Aber Kommandant Farragut wollte nicht einen Tag verlieren, nicht eine Stunde, um in das Meer zu kommen, wo das Tier verspürt worden war. Er ließ seinen Ingenieur kommen.
»Haben wir gehörig Dampf?«, fragte er ihn.
»Ja, mein Herr«, erwiderte der Ingenieur.
»Go head«, rief Kommandant Farragut.
Auf diesen Befehl, der vermittels eines Apparats mit verdichteter Luft zur Maschine befördert wurde, setzten die Maschinenleute das Rad in Bewegung. Der Dampf zischte, indem er in die Behälter drang. Die langen horizontalen Stempel dröhnten und trieben die Stangen der Welle.
Mit zunehmender Schnelligkeit wurden die Wellen von der Schraube geschlagen, und die ›Abraham Lincoln‹ bewegte sich majestätisch inmitten von hundert Fähren und Tendern (kleine Dampfboote zur Bedienung der großen Steamer) voll Zuschauer, die ihr das Geleit gaben.
Die Kais zu Brooklyn und der ganze Teil von New York, der an das östliche Ufer stößt, waren mit Neugierigen bedeckt. Drei Hurras nacheinander hörte man aus der Brust von einer halben Million erschallen. Tausende von Taschentüchern über der dichten Volksmasse geschwenkt, begrüßten die ›Abraham Lincoln‹, bis sie in die Gewässer des Hudson, an der Spitze der langen Halbinsel, gelangte, die New York bildet.
Darauf fuhr die Fregatte in der Richtung von New Jersey an dem wunderschönen rechten, ganz mit Landhäusern bedeckten Ufer des Flusses zwischen den Forts durch, die sie mit ihren größten Kanonen begrüßten.
Die ›Abraham Lincoln‹ erwiderte den Gruß durch dreimaliges Aufziehen der amerikanischen Flagge mit ihren 39 an der Spitze des Hintermastes glänzenden Sternen; hierauf änderte er seinen Lauf, um das mit Baken versehene Fahrwasser in der inneren durch die Spitze Sandy Hook gebildeten Bai zu gewinnen, und fuhr längs dieser sandigen Erdzunge, wo Tausende von Zuschauern ihn nochmals begrüßten.
Das Geleit der Boote und Tender verließ die Fregatte erst auf der Höhe des Leuchtboots, dessen zwei Feuer die Einfahrt in das Seegatt von New York bezeichnen.
Schlag 3 stieg der Lotse in sein Boot und fuhr zu der kleinen Goélette, die ihn unterm Wind erwartete.
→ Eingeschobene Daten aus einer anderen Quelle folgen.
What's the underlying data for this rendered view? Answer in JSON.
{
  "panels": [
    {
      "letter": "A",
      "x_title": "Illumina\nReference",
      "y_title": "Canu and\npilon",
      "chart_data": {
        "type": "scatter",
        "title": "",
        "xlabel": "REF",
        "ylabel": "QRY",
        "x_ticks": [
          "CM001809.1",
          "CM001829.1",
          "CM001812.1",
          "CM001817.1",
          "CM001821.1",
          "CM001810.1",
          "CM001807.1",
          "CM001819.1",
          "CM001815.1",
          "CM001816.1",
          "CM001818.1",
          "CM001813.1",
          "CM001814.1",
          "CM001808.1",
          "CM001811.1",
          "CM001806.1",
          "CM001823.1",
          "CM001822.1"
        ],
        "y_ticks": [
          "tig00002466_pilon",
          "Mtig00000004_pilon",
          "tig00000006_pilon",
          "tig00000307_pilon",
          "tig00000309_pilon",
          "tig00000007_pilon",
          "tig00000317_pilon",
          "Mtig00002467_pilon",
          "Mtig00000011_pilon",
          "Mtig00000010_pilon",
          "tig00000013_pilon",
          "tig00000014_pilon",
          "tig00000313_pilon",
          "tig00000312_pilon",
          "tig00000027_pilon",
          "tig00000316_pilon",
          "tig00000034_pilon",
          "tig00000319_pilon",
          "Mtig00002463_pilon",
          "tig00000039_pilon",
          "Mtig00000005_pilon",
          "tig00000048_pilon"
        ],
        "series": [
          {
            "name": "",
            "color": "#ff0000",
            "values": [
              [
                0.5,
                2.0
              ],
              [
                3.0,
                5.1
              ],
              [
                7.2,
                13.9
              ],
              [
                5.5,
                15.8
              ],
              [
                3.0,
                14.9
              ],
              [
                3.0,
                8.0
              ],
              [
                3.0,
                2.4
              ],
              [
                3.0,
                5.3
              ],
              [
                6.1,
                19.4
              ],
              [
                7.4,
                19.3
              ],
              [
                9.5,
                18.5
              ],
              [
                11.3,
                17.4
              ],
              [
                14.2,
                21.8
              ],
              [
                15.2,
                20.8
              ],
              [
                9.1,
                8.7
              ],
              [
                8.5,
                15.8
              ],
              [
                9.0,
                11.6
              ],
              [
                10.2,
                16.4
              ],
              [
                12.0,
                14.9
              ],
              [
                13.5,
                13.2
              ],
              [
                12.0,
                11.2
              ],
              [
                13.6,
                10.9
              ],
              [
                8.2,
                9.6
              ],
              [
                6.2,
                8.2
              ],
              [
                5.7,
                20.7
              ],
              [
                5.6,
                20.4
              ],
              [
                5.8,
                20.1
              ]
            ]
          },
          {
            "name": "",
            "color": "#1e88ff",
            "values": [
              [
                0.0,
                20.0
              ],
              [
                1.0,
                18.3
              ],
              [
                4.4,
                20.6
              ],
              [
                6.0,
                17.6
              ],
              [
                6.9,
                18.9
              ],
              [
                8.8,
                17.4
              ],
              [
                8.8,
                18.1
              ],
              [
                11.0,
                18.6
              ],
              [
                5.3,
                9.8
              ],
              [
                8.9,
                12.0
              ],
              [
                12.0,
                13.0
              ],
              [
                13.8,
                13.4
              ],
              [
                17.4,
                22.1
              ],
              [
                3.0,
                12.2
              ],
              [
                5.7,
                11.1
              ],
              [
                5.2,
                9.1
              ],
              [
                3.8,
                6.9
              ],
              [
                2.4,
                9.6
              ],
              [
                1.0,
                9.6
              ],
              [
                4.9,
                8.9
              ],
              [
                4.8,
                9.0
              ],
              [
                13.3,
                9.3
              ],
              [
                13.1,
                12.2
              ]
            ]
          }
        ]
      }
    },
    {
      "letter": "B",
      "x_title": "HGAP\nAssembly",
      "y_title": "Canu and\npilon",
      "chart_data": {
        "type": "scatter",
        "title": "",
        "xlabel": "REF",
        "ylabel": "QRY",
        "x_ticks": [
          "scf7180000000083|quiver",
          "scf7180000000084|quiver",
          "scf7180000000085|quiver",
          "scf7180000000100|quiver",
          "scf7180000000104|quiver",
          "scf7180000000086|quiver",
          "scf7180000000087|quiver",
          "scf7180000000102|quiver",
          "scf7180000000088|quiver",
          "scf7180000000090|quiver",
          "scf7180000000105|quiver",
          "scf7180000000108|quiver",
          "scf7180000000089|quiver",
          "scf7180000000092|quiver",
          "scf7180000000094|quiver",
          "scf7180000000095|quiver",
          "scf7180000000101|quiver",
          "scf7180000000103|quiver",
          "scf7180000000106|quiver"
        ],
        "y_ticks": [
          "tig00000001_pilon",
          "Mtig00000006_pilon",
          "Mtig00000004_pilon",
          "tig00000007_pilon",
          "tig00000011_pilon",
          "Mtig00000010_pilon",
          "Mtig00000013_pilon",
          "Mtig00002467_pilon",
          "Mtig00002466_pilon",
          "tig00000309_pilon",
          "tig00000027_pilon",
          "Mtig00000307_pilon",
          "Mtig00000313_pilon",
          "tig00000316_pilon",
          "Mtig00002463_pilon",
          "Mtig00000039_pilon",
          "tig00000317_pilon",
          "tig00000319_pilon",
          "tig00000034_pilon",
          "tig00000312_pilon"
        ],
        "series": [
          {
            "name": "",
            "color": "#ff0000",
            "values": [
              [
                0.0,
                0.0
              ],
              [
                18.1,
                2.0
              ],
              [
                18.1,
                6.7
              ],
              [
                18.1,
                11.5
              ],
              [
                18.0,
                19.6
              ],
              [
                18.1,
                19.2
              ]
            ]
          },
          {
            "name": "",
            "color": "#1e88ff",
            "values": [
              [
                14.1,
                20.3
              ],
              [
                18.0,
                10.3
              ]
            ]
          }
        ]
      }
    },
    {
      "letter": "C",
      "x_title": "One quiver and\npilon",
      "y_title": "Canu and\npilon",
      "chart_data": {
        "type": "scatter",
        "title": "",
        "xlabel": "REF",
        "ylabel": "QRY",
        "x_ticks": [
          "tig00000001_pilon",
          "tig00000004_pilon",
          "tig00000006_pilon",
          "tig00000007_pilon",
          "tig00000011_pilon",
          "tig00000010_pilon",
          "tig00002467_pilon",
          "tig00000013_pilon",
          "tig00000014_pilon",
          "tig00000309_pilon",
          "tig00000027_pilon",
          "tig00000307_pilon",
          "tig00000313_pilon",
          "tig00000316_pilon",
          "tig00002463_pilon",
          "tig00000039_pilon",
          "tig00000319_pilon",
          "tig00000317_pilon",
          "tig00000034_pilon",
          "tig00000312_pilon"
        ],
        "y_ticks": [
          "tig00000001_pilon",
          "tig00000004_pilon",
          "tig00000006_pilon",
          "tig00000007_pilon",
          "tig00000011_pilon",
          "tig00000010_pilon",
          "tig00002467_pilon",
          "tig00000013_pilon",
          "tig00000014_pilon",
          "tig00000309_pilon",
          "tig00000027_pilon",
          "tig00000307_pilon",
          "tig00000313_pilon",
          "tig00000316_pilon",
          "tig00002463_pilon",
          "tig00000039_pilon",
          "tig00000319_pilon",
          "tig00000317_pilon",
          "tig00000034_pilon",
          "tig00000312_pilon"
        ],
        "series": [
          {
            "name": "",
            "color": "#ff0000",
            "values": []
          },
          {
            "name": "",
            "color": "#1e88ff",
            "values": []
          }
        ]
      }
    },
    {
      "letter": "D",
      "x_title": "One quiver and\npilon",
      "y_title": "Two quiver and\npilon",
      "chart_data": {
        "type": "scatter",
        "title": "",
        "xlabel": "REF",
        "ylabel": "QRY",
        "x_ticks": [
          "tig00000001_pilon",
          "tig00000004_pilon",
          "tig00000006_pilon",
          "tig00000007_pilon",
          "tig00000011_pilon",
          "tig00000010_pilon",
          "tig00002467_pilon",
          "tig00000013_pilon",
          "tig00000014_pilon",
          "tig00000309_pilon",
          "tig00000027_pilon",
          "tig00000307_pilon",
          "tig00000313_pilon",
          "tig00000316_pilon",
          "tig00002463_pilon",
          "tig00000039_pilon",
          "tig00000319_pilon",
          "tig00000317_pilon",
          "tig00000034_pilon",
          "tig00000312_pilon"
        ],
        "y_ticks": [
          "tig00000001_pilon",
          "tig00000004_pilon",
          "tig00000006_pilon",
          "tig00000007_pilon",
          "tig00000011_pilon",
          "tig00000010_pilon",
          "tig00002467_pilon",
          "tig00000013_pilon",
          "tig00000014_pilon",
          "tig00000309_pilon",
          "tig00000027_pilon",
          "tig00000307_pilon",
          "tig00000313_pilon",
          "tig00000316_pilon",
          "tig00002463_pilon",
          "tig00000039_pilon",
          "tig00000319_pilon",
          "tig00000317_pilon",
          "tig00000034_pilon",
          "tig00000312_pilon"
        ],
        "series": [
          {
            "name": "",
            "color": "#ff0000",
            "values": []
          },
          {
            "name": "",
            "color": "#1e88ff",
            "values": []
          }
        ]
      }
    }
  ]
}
Die Feuer wurden geschürt, die Schraube schlug rascher die Wellen; die Fregatte strich längs der gelben niedrigen Küste von Long Island, und um 8 Uhr abends, nachdem sie die Feuer von Fire Island nordwestlich aus dem Gesicht verloren, lief sie mit voller Dampfkraft in die dunklen Wasser des Atlantiks.